Tino Sehgal
from Audio Arts Magazine Volume 23 Number 4 and 24 Number 1, 2005
Transcript
Lucia Farinati: I would like to ask you about your pieces here in the German Pavilion? Is this contemporary or does it go against your requirement of not needing commendation?
Tino Sehgal: For me to speak about something is a good comment for commendation. So the first piece is three museum guards who, when you enter the space, start dancing and singing, ‘oh this is so fantastic, contemporary, contemporary’ and they use those two words and then they go away, then there are variations in the way they sing it.
LF: How do you choose the people?
TS: I was looking especially for people between 40 and 55. All my works are with guards because they are important as they take care of the object; they themselves become object like, instead of taking care of one. Then he emancipates himself from the object. There’s always this movement.
LF: So the object in a sense in your work, is a body in space.
TS: I think the object would be the work the persons are doing, not the person, but what they are doing. To me it’s so contemporary it’s like an installation, an installation with three walls, which come towards you, and leave again, But this space is produced by three people who are somehow in a celebratory mood.
LF: But the Biennale is like you know the first (?) is contemporary art and to me it’s seeing things that question that, you know concerts?
TS: That’s a possible reading of the work, but to be honest I’m not that interested in the Biennale, that I could be worried about criticising it or deconstructing it. Of course there’s a critique towards the way art is produced normally and the model it follows, which I think is a problematic model. I am saying that this is not a problem at all as it is also a boring model. When I say this is so contemporary, for me I’m aware of course of all the readings it can have and that’s maybe the enigmatic part of the piece as it kind of mirrors whatever your own reflections are and what I mean by contemporary; do I mean this sculpture; do I mean the Biennale; do I mean that most of them are old but also contemporary. We are contemporary because we use contemporary technology. My piece is like the oldest piece in the Biennale, because it would have been possible technically even before painting. If you attribute my piece as a contemporary work of art, then I have managed to create this equation, ‘contemporary equals the use of contemporary technology’. That’s what for me is interesting, and therefore I like this piece a lot because you don’t need to actually understand this, it happens to you if you understand it or not.
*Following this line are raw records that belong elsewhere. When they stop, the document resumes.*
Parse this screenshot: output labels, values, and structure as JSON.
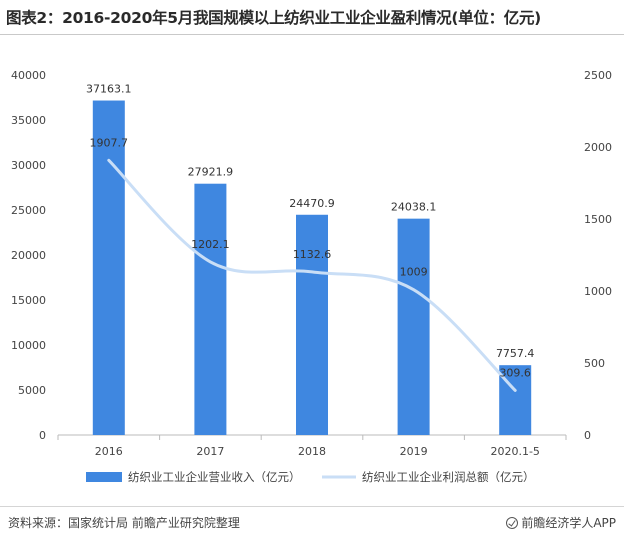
{
  "title": "图表2：2016-2020年5月我国规模以上纺织业工业企业盈利情况(单位：亿元)",
  "source": "资料来源：国家统计局 前瞻产业研究院整理",
  "brand": "前瞻经济学人APP",
  "colors": {
    "bar": "#3f87e0",
    "line": "#c9def6",
    "axis": "#bbbbbb",
    "text": "#444444"
  },
  "chart_data": {
    "type": "bar",
    "categories": [
      "2016",
      "2017",
      "2018",
      "2019",
      "2020.1-5"
    ],
    "series": [
      {
        "name": "纺织业工业企业营业收入（亿元）",
        "type": "bar",
        "axis": "left",
        "values": [
          37163.1,
          27921.9,
          24470.9,
          24038.1,
          7757.4
        ],
        "labels": [
          "37163.1",
          "27921.9",
          "24470.9",
          "24038.1",
          "7757.4"
        ]
      },
      {
        "name": "纺织业工业企业利润总额（亿元）",
        "type": "line",
        "axis": "right",
        "values": [
          1907.7,
          1202.1,
          1132.6,
          1009,
          309.6
        ],
        "labels": [
          "1907.7",
          "1202.1",
          "1132.6",
          "1009",
          "309.6"
        ]
      }
    ],
    "y_left": {
      "min": 0,
      "max": 40000,
      "ticks": [
        "0",
        "5000",
        "10000",
        "15000",
        "20000",
        "25000",
        "30000",
        "35000",
        "40000"
      ]
    },
    "y_right": {
      "min": 0,
      "max": 2500,
      "ticks": [
        "0",
        "500",
        "1000",
        "1500",
        "2000",
        "2500"
      ]
    },
    "legend_position": "bottom",
    "grid": false
  }
}
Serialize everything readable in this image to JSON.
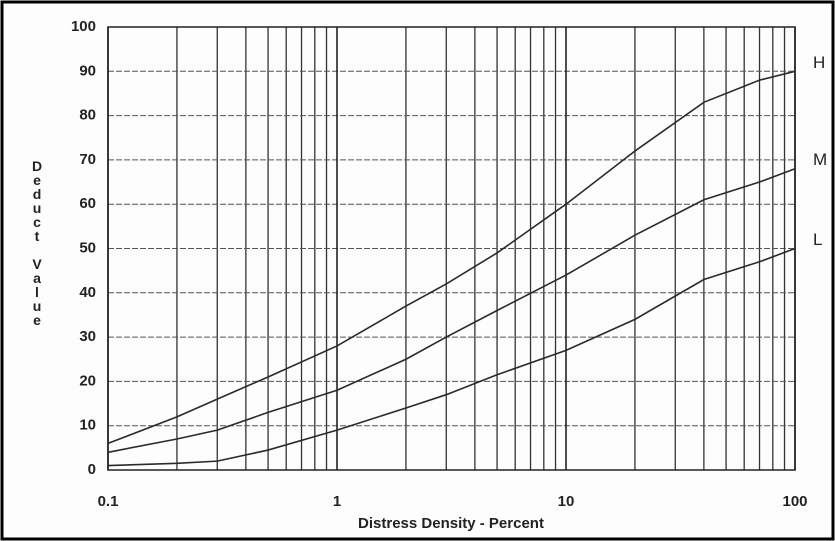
{
  "chart_data": {
    "type": "line",
    "xlabel": "Distress Density - Percent",
    "ylabel": "Deduct Value",
    "xscale": "log",
    "x": [
      0.1,
      0.2,
      0.3,
      0.5,
      1,
      2,
      3,
      5,
      10,
      20,
      40,
      70,
      100
    ],
    "series": [
      {
        "name": "H",
        "color": "#2a2a2a",
        "values": [
          6,
          12,
          16,
          21,
          28,
          37,
          42,
          49,
          60,
          72,
          83,
          88,
          90
        ]
      },
      {
        "name": "M",
        "color": "#2a2a2a",
        "values": [
          4,
          7,
          9,
          13,
          18,
          25,
          30,
          36,
          44,
          53,
          61,
          65,
          68
        ]
      },
      {
        "name": "L",
        "color": "#2a2a2a",
        "values": [
          1,
          1.5,
          2,
          4.5,
          9,
          14,
          17,
          21.5,
          27,
          34,
          43,
          47,
          50
        ]
      }
    ],
    "xlim": [
      0.1,
      100
    ],
    "xticks": [
      0.1,
      1,
      10,
      100
    ],
    "ylim": [
      0,
      100
    ],
    "yticks": [
      0,
      10,
      20,
      30,
      40,
      50,
      60,
      70,
      80,
      90,
      100
    ],
    "grid": true
  }
}
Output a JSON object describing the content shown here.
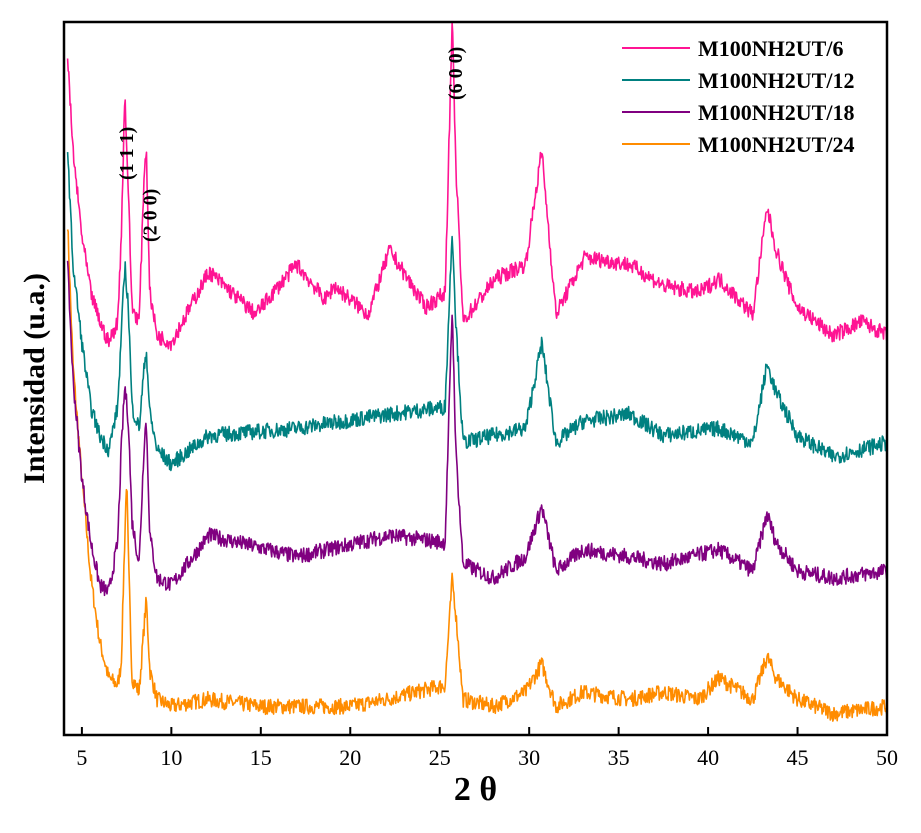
{
  "chart_data": {
    "type": "line",
    "xlabel": "2 θ",
    "ylabel": "Intensidad (u.a.)",
    "xlim": [
      4,
      50
    ],
    "x_ticks": [
      "5",
      "10",
      "15",
      "20",
      "25",
      "30",
      "35",
      "40",
      "45",
      "50"
    ],
    "y_ticks_shown": false,
    "legend_position": "top-right",
    "peak_annotations": [
      {
        "label": "(1 1 1)",
        "x": 7.4
      },
      {
        "label": "(2 0 0)",
        "x": 8.5
      },
      {
        "label": "(6 0 0)",
        "x": 25.7
      }
    ],
    "series": [
      {
        "name": "M100NH2UT/24",
        "color": "#FF8C00",
        "baseline": 0.04,
        "points": [
          [
            4.2,
            0.72
          ],
          [
            4.5,
            0.52
          ],
          [
            5,
            0.36
          ],
          [
            5.5,
            0.22
          ],
          [
            6,
            0.13
          ],
          [
            6.5,
            0.08
          ],
          [
            7,
            0.07
          ],
          [
            7.2,
            0.1
          ],
          [
            7.4,
            0.28
          ],
          [
            7.5,
            0.36
          ],
          [
            7.6,
            0.25
          ],
          [
            7.8,
            0.08
          ],
          [
            8.2,
            0.06
          ],
          [
            8.5,
            0.16
          ],
          [
            8.6,
            0.19
          ],
          [
            8.8,
            0.09
          ],
          [
            9.2,
            0.05
          ],
          [
            10,
            0.04
          ],
          [
            12,
            0.05
          ],
          [
            15,
            0.04
          ],
          [
            20,
            0.04
          ],
          [
            22,
            0.05
          ],
          [
            25.3,
            0.07
          ],
          [
            25.7,
            0.22
          ],
          [
            25.9,
            0.17
          ],
          [
            26.3,
            0.05
          ],
          [
            28,
            0.04
          ],
          [
            29.8,
            0.06
          ],
          [
            30.7,
            0.1
          ],
          [
            31.5,
            0.04
          ],
          [
            33,
            0.06
          ],
          [
            35.6,
            0.05
          ],
          [
            37.5,
            0.06
          ],
          [
            39.5,
            0.05
          ],
          [
            40.6,
            0.08
          ],
          [
            42.5,
            0.05
          ],
          [
            43.3,
            0.11
          ],
          [
            43.8,
            0.08
          ],
          [
            45,
            0.05
          ],
          [
            47,
            0.03
          ],
          [
            50,
            0.04
          ]
        ]
      },
      {
        "name": "M100NH2UT/18",
        "color": "#800080",
        "baseline": 0.22,
        "points": [
          [
            4.2,
            0.66
          ],
          [
            4.5,
            0.5
          ],
          [
            5,
            0.36
          ],
          [
            5.5,
            0.27
          ],
          [
            6,
            0.21
          ],
          [
            6.5,
            0.2
          ],
          [
            7,
            0.27
          ],
          [
            7.2,
            0.4
          ],
          [
            7.4,
            0.49
          ],
          [
            7.6,
            0.44
          ],
          [
            7.8,
            0.3
          ],
          [
            8.2,
            0.24
          ],
          [
            8.5,
            0.42
          ],
          [
            8.6,
            0.44
          ],
          [
            8.8,
            0.28
          ],
          [
            9.2,
            0.22
          ],
          [
            10,
            0.21
          ],
          [
            12.1,
            0.28
          ],
          [
            17,
            0.25
          ],
          [
            22.2,
            0.28
          ],
          [
            25.3,
            0.27
          ],
          [
            25.7,
            0.6
          ],
          [
            25.9,
            0.4
          ],
          [
            26.3,
            0.24
          ],
          [
            28,
            0.22
          ],
          [
            29.8,
            0.25
          ],
          [
            30.7,
            0.32
          ],
          [
            31.5,
            0.23
          ],
          [
            33,
            0.26
          ],
          [
            35.6,
            0.25
          ],
          [
            37.5,
            0.24
          ],
          [
            40.6,
            0.26
          ],
          [
            42.5,
            0.23
          ],
          [
            43.3,
            0.31
          ],
          [
            43.8,
            0.27
          ],
          [
            45,
            0.23
          ],
          [
            47,
            0.22
          ],
          [
            50,
            0.23
          ]
        ]
      },
      {
        "name": "M100NH2UT/12",
        "color": "#008080",
        "baseline": 0.39,
        "points": [
          [
            4.2,
            0.82
          ],
          [
            4.5,
            0.66
          ],
          [
            5,
            0.55
          ],
          [
            5.5,
            0.46
          ],
          [
            6,
            0.42
          ],
          [
            6.5,
            0.4
          ],
          [
            7,
            0.46
          ],
          [
            7.2,
            0.56
          ],
          [
            7.4,
            0.66
          ],
          [
            7.6,
            0.6
          ],
          [
            7.8,
            0.46
          ],
          [
            8.2,
            0.43
          ],
          [
            8.5,
            0.52
          ],
          [
            8.6,
            0.54
          ],
          [
            8.8,
            0.45
          ],
          [
            9.2,
            0.4
          ],
          [
            10,
            0.38
          ],
          [
            12.1,
            0.42
          ],
          [
            17,
            0.43
          ],
          [
            22.2,
            0.45
          ],
          [
            25.3,
            0.46
          ],
          [
            25.7,
            0.71
          ],
          [
            25.9,
            0.58
          ],
          [
            26.3,
            0.41
          ],
          [
            28,
            0.42
          ],
          [
            29.8,
            0.43
          ],
          [
            30.7,
            0.55
          ],
          [
            31.5,
            0.41
          ],
          [
            33,
            0.44
          ],
          [
            35.6,
            0.45
          ],
          [
            37.5,
            0.42
          ],
          [
            40.6,
            0.43
          ],
          [
            42.5,
            0.41
          ],
          [
            43.3,
            0.52
          ],
          [
            43.8,
            0.48
          ],
          [
            45,
            0.42
          ],
          [
            47,
            0.39
          ],
          [
            50,
            0.41
          ]
        ]
      },
      {
        "name": "M100NH2UT/6",
        "color": "#FF1493",
        "baseline": 0.55,
        "points": [
          [
            4.2,
            0.95
          ],
          [
            4.5,
            0.82
          ],
          [
            5,
            0.7
          ],
          [
            5.5,
            0.62
          ],
          [
            6,
            0.58
          ],
          [
            6.5,
            0.55
          ],
          [
            7,
            0.58
          ],
          [
            7.2,
            0.7
          ],
          [
            7.4,
            0.9
          ],
          [
            7.6,
            0.76
          ],
          [
            7.8,
            0.6
          ],
          [
            8.2,
            0.58
          ],
          [
            8.5,
            0.8
          ],
          [
            8.6,
            0.82
          ],
          [
            8.8,
            0.62
          ],
          [
            9.2,
            0.56
          ],
          [
            10,
            0.55
          ],
          [
            12.1,
            0.65
          ],
          [
            14.7,
            0.59
          ],
          [
            17,
            0.66
          ],
          [
            18.6,
            0.61
          ],
          [
            19.1,
            0.63
          ],
          [
            21,
            0.59
          ],
          [
            22.2,
            0.68
          ],
          [
            24.2,
            0.6
          ],
          [
            25.3,
            0.62
          ],
          [
            25.7,
            1.0
          ],
          [
            25.9,
            0.8
          ],
          [
            26.3,
            0.58
          ],
          [
            28.1,
            0.64
          ],
          [
            29.8,
            0.66
          ],
          [
            30.7,
            0.82
          ],
          [
            31.5,
            0.59
          ],
          [
            33.1,
            0.67
          ],
          [
            35.6,
            0.66
          ],
          [
            37.5,
            0.63
          ],
          [
            39.5,
            0.62
          ],
          [
            40.6,
            0.64
          ],
          [
            42.5,
            0.59
          ],
          [
            43.3,
            0.74
          ],
          [
            43.8,
            0.68
          ],
          [
            44.5,
            0.63
          ],
          [
            45,
            0.6
          ],
          [
            47,
            0.56
          ],
          [
            48.6,
            0.58
          ],
          [
            50,
            0.56
          ]
        ]
      }
    ]
  }
}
LF: With the piece by Thomas Schûtte, did you actually negotiate the space with Thomas?
TS: Yes we negotiated the space but of course I didn’t know how big his sculpture would be. This is his decision.
LF: The second piece is ‘Exchange’; it works on a different level. You think it’s just people standing but then you’re approached by them, people dressed in uniform again, and they ask you for opinions about economy.
TS: They offer to pay you half of what you paid to enter the Giardini if you try something out. Somebody’s coming in and the buyer is saying to the seller, the visitor, ‘look you have something on offer which you don’t know about, but I am interested in you selling it to me, are you interested to sell?’ The other person either says ‘OK I have something to sell’, or not. Then it’s the game, if the supplier doesn’t supply, because they’re interested a different question, about art, or about the war in Iraq or something then the buyer says ‘sorry you didn’t supply so I’m not going to pay’. And if they have an opinion, which we find totally ridiculous or wrong or or something, but they answered the question, they have to somehow deliver the product, which is an opinion on market economy.
LF: Did you actually have to give training to the people for these pieces?
TS: Of course, yes. I spent ten days with ‘This is so Contemporary’ and I met the exchange people twice.
LF: And did you choose them in a different way?
T.S: They had to be intelligent and speak other languages a little. ‘This is so Contemporary’ is for people who live around here and have a beauty in their own right, and the ‘Exchange’ is for people from Venice who are more academic more sophisticated.
LF: The two pieces reflect your background, choreography, dance and economy?
TS: It’s true I studied dance and economy for the same reason, because I was interested in other points of production, not in economy or dance as such. I was interested in how come we produce differences in our society and how theoretically I can study economics and dance is a kind of solution because it produces differently and there’s this kind of simultaneity of production and de- production. You do something and so it somehow stays and it also somehow gone, so I think that this is in both pieces; they show the two end points of my work.